Wednesday 7 August 2013

Note on Substance


Substance ought to be easy. 'Thus I assert thee' as I stumble over a stone, as it were. That's fine but then we are obliged to distinguish between 'stone' as stuff, generic stone and this particular stone called by Aristotle the primary substance and the former the secondary. By the way none of the interpretations of Aristotle's views are uncontroverted so shop around. However the primary/secondary division seems to me a sensible view of the basic furniture of the world or the floor we start from. The Advaitins who employ different criteria of what really is regard 'stuff' as more fundamental than individual items. In their airy way they assert that 'clay alone is real, things made from clay are mere names'. The changeless element, the material cause in the Aristotelian schema, is the clay and the various forms that are made out of clay are simply conventional names. We can see this view in some Western ontologists who would regard a table as 'timber arranged table-wise'. Is this a monist view which would regard our primal encounter as being with an undifferentiated continuum? Given evolution this seems unpersuasive as animals seem to be 'designed' to fit a habitat and prey. For the fox is a rabbit 'food arranged rabbit-wise'?

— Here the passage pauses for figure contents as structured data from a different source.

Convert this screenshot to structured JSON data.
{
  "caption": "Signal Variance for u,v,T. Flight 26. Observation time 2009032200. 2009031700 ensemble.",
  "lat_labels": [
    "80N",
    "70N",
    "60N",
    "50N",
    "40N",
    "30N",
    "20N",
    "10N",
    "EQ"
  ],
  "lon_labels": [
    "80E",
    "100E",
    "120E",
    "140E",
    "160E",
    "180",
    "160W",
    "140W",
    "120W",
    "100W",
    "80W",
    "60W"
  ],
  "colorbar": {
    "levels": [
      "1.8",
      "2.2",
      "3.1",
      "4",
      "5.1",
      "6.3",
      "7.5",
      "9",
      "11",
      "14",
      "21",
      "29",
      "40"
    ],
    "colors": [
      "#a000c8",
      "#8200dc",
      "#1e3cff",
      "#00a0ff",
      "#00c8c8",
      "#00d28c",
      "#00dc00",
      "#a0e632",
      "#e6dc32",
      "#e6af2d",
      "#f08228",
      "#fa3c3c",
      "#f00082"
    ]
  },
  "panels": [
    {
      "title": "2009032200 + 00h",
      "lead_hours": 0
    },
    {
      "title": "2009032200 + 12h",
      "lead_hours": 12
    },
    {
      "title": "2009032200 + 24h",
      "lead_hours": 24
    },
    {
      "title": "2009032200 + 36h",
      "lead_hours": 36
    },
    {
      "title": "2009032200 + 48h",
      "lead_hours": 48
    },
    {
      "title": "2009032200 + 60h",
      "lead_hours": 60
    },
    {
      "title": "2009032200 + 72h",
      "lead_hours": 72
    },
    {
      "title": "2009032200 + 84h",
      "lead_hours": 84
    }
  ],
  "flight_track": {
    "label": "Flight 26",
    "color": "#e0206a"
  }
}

The pramana of upamana seems to contradict the primacy of 'stuff' (cf various posts on the topic of upamana by label). Recognising genus and species is a basic function of this innate means of knowledge ie. a means of knowledge not reducible to any other. Once we have decided on the criteria of division we can place everything. Encountering anything precipitates automatic sorting on however crude a basis. True but for the Advaitins their concept of 'the real' as changeless supervenes so the opposition may be more a contrast than a contradiction.

The contrast that exists between everyday awareness and knowledge and the reality that underpins that knowledge is brought out in the concept of the primal reality of the substratum. At the risk of confusion it is arguable that the clay/vessels dichotomy with clay alone as real is merely an analogy for the reality of the substratum and the unreality of the upadhis/forms of limitation which the substratum manifests.

Or the characteristic of Brahman is Its being the material cause of the entire universe. By 'material cause' is meant the substratum of the superimposition of the universe, or the substratum of the cosmic illusion (maya) that transforms itself in the shape of the universe. It is in view of such material causality that Brahman and the universe have been described as identical in Sruti texts like the following: “This all is the Self” (Br.II.iv.6) “It became the gross and the subtle (Tai:II.6) and “Let Me multiply, let Me be effectively born (Ibid II.6, Ch.Up. VI, ii, 3) Conventional statements like, “The jar exists,” “The jar is manifest,” and “The jar is desirable,” are also on account of the superimposition of its identity with Brahman, the Existence-Knowledge-Bliss Absolute.